Позади графской четы стоял Гофштетер и смотрел, как его «баронессочка» превращалась в госпожу Гунтрам. Он стоял, благоговейно сложив руки, а слезы, блестевшие на его глазах, были вызваны воспоминанием о старом бароне.

Венчание окончилось, «молодые» поднялись с колен, и Адальберт крепко обнял свою молодую жену. На его лице можно было прочесть твердую, мужественную решимость отплатить своей Траудль за жертву, которую она ему принесла. После легкого завтрака новобрачные собрались уезжать, и «молодая», уже совсем одетая, вошла в комнату графини.

– Дай мне поблагодарить тебя, Алиса, – сказала она, крепко обнимая графиню, – тебе и твоему отцу я обязана тем, что могу теперь уехать с моим Адальбертом. И потом все это последнее время ты была для меня сестрой, ты позаботилась решительно обо всем… Благодарю тебя!

Алиса посмотрела на милое, почти детское личико, просветленное счастьем, потом наклонилась и крепко поцеловала «молодую».

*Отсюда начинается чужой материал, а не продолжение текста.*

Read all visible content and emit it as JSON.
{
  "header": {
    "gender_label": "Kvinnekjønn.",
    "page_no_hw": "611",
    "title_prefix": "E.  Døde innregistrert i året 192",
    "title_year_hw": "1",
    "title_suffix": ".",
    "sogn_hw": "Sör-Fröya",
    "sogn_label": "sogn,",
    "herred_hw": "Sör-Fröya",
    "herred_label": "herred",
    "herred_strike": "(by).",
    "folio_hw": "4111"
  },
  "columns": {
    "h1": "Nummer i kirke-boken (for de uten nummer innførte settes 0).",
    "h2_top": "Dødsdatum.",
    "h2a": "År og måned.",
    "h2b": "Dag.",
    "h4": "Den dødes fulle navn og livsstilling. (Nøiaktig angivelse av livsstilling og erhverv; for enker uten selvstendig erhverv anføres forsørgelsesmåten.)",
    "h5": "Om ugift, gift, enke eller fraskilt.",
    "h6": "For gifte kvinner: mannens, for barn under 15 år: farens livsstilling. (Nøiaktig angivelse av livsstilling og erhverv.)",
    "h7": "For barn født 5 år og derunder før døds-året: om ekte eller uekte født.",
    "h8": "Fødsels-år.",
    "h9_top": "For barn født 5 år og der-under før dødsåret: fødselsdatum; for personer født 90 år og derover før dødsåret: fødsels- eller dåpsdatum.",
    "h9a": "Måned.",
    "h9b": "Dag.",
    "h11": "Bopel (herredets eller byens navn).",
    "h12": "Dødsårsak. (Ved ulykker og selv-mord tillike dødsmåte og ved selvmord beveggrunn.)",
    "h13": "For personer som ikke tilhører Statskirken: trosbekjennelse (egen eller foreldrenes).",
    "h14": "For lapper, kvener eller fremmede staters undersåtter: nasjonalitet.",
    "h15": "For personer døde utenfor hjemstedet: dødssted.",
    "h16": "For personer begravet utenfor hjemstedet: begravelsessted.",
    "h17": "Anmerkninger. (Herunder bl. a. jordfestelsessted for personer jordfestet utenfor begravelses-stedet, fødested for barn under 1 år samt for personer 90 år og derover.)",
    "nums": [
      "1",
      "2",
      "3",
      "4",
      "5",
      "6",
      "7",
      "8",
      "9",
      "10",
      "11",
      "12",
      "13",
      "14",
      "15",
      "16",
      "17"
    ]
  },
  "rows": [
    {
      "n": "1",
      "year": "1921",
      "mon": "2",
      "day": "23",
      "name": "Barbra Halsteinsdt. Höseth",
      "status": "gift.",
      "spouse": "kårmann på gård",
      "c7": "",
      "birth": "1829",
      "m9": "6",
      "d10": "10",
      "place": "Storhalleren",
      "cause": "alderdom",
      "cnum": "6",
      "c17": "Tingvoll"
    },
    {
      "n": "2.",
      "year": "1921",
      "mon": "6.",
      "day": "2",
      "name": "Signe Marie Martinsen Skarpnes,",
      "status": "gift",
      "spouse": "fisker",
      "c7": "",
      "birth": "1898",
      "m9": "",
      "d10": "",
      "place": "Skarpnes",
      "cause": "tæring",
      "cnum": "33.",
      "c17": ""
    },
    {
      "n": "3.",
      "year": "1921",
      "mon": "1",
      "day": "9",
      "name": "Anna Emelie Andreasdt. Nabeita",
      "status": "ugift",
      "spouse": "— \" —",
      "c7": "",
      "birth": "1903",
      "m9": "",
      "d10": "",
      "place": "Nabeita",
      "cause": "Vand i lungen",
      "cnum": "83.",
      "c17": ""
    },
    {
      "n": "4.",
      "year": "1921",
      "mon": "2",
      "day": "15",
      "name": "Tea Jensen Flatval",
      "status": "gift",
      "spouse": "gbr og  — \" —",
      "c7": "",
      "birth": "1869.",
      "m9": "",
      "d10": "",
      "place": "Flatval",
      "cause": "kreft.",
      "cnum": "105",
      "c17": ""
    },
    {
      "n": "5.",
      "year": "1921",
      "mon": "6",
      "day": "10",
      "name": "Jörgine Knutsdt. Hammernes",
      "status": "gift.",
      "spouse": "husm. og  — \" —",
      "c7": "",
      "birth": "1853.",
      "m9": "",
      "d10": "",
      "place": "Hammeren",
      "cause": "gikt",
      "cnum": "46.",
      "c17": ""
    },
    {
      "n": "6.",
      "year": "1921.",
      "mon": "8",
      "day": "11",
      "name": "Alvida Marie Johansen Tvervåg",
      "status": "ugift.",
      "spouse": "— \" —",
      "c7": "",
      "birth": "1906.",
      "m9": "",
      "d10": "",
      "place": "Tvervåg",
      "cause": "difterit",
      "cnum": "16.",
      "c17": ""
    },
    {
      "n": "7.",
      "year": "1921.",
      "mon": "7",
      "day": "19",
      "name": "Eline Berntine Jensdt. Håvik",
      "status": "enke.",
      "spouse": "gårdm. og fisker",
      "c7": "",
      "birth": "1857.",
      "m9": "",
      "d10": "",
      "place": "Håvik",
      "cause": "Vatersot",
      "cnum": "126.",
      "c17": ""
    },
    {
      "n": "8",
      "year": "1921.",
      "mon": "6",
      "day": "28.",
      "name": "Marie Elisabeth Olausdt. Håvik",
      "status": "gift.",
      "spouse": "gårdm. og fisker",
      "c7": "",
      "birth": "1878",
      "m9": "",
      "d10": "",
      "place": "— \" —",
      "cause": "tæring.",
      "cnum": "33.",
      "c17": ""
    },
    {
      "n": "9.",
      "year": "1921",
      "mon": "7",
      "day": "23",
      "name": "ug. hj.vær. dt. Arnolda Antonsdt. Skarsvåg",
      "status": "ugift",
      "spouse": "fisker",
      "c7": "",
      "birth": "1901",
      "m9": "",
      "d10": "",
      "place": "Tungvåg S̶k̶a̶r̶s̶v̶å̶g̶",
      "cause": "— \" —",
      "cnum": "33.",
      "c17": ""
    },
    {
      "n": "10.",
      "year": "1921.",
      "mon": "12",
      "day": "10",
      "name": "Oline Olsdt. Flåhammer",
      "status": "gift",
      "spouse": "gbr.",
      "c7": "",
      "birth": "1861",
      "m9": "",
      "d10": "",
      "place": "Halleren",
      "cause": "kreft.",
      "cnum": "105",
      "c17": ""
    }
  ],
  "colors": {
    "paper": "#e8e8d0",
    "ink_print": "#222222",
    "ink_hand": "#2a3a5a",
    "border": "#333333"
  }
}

– Прощай, Траудль! Может быть, мы увидимся в будущем году, мы хотим навестить отца в Нью-Йорке или в Хейзлтоне. Тогда я приеду к вам и посмотрю на вашу жизнь в глуши. Она тебя не пугает?

– Нисколько! Я ведь всегда была лесной дикаркой, как называл меня Гофштетер, и потому скоро освоюсь с вашими лесами. Кроме того, со мной Адальберт. Ты не знаешь, Алиса, что это значит, когда двое любят друг друга всей душой. Это такое счастье – быть постоянно вместе и вместе переносить радость и горе.

Графиня молчала. Она, конечно, не знала этого, но это были те же самые слова, которые говорил ей другой. Неужели можно быть счастливой без блеска и роскоши, без всего, что дает богатство? Сверкающие счастьем глаза Траудль ответили на этот немой вопрос.

В эту минуту вошел Бертольд с новобрачным, который также горячо поблагодарил графиню за то, что она приютила осиротевшую Траудль до ее свадьбы.

Потом граф проводил новобрачных на крыльцо, а графиня подошла к окну, чтобы послать им свой прощальный привет. Адальберт посадил жену в открытые сани, еще несколько приветствий, лошади рванули, и экипаж тронулся.

Алиса продолжала неподвижно стоять у окна и смотреть вслед саням, пока они не скрылись в тумане и звук колокольчика не замер вдали. Эта парочка ехала навстречу неизвестному, туманному будущему, но с ней ехало счастье. Оно однажды приблизилось к этой гордой Алисе, выпорхнув из вершины старой липы, откуда доносилось жужжание пчел, оно дышало ароматом множества распустившихся цветов. Тогда оно остановилось за ее плечами, невидимое, неосязаемое, но она чувствовала его близость, его дыхание, оно коснулось ее своим крылом, пролетело близко-близко и исчезло… навсегда.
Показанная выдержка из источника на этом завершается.